At first read, at this hour of the day, three things jump right out at me in this article.

(1) The mother of one young "homosexual" boy states how proud she is of her son for protesting the principal's policy. She is quoted, "You can't help who you love." My thought: Oh, my dear, but you can help who you love and you even have a responsibility to help who you love. My suggestion is that you get to work on helping that son of yours.

(2) The father of another young "homosexual" boy states, "As long as I'm paying taxes to support that school, my son deserves every bit of protection, education, whatever that school has to offer." My thought: Okay, how about we sink some tax dollars into providing some true education and some true protection by telling the truth about the design of human sexuality and sexual love. Yeah, I'm sure that would fly like a lead balloon.

And finally, (3) I really hope you got this. The first name of the father in number 2 is "Quovaudis," a one letter difference from the obvious origin of his name "Quo vadis," meaning in Latin "Where are you going?" This is so thick with irony. What if pops took more active responsibility for his son and asked that question of him more directly, instead of expecting the school to bear total responsibility for "protecting" his son? What if someone -- anyone -- in these boys' lives asked that same question, in view of the larger moral framework? Where are you going? In what direction are you taking your life? Where are you going in reference to morality and the Natural Law? And finally, consider the origin itself of that question "Quo vadis" as it is recalled in Catholic tradition.

The most famous use of that question is from St. Peter's encounter with Jesus. Legend has it that later in life, after Jesus had ascended to Heaven, Peter, Bishop of Rome, upon facing the terrible persecution of Christians at the time, was fleeing Rome to avoid execution. He was not too far outside of the city gates of ancient Rome when he is said to have met Jesus passing in the opposite direction, heading into the city. Peter is said to have asked Jesus, "Domine, quo vadis?" (Lord, where are you going?). Jesus' response: "I am going to Rome to be crucified again." At that, Peter got the message, turned around and returned to Rome where he met death by crucifixion. So, this legendary question of Peter to Jesus, is really more of a question we must ask ourselves.
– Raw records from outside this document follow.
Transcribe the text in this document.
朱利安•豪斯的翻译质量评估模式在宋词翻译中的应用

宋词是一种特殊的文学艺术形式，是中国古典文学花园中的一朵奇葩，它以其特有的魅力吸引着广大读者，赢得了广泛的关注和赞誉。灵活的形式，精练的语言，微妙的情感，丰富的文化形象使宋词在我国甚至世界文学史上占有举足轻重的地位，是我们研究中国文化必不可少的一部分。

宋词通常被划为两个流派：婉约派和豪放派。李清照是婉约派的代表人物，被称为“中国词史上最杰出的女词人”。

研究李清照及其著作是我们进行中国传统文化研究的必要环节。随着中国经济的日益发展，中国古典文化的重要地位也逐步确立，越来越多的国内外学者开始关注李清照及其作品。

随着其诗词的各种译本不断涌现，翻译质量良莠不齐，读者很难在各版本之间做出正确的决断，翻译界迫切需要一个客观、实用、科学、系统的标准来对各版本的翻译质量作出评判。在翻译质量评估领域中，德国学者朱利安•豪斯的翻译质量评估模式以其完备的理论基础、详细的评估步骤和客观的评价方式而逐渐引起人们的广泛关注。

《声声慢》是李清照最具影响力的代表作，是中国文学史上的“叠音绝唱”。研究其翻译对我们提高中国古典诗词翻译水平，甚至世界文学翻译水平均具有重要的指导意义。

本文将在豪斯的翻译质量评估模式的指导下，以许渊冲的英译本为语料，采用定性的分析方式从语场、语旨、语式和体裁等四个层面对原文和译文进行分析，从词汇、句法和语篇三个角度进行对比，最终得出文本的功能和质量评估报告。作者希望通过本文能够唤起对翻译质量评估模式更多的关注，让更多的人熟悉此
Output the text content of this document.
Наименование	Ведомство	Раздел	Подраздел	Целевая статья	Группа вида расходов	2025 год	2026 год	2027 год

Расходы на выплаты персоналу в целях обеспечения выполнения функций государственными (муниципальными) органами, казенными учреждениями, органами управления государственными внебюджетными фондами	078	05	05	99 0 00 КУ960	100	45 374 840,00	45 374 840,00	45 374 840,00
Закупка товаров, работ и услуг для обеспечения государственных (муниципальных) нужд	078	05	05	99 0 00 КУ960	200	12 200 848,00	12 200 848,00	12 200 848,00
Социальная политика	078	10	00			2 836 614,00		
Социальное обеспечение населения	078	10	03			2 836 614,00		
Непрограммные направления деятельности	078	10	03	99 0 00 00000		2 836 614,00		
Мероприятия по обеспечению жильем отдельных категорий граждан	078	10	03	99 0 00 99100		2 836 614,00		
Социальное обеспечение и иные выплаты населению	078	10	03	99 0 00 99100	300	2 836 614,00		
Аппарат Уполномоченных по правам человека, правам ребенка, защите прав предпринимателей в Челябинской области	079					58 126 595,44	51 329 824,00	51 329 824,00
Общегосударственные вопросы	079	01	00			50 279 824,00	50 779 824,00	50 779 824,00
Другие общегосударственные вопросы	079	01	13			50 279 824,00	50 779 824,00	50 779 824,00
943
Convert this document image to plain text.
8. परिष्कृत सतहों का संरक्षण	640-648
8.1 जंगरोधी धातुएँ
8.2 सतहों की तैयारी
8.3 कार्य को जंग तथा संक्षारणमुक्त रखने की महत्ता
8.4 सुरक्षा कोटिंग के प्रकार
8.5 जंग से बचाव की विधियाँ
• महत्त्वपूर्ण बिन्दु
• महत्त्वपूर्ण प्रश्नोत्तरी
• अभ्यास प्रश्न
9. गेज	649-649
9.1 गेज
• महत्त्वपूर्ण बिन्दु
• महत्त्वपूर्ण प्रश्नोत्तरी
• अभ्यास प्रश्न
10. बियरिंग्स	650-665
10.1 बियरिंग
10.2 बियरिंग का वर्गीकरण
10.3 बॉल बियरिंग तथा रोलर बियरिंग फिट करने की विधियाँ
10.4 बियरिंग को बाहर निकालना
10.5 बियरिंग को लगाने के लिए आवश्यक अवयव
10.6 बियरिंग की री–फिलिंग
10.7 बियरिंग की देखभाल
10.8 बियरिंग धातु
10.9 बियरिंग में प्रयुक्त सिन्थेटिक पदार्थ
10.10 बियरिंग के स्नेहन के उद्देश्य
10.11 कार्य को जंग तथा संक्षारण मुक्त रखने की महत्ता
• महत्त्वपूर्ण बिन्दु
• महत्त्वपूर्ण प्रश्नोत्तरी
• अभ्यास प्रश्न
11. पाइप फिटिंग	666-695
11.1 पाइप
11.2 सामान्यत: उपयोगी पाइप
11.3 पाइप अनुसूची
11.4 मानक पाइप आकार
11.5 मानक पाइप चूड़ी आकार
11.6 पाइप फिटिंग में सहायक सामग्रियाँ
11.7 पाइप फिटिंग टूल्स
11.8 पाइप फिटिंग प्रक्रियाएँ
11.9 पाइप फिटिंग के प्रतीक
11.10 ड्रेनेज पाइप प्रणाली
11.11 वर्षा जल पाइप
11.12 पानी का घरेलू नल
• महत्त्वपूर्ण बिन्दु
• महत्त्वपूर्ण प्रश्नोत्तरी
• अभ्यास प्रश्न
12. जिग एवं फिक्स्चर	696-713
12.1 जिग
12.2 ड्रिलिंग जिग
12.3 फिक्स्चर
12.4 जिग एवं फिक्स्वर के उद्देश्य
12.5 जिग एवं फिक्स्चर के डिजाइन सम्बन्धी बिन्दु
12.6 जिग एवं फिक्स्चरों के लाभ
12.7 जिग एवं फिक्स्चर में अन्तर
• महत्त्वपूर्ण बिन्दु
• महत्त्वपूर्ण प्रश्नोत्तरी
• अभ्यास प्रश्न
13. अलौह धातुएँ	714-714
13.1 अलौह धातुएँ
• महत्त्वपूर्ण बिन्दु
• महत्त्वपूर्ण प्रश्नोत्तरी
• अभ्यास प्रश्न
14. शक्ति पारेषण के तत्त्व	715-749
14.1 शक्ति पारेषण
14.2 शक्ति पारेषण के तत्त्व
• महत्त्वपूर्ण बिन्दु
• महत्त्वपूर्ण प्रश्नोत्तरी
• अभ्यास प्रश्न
Certainly, Peter must have felt that question come right back at himself when he heard Jesus' response of fidelity. Peter must have asked himself: "Where am I going?" He was, according to the legend, abandoning his call, his vocation to be the shepherd of Rome, feeding the lambs and tending the sheep (cf. John 21:15-19). It was precisely in facing what he did not want to face, in doing what he did not want to do, in being led where he did not want to go, that Peter was to find the earthly completion of his mission and the crowning of his sanctity.

What if instead of resigning oneself to the often confusing atmosphere of teenage sexual maturation, someone called these boys to face the truth of human sexuality, supporting them in working hard and suffering, I am sure, to overcome the tendencies they think they have discovered in themselves? Maybe, just maybe, that would be the rough road leading to true happiness!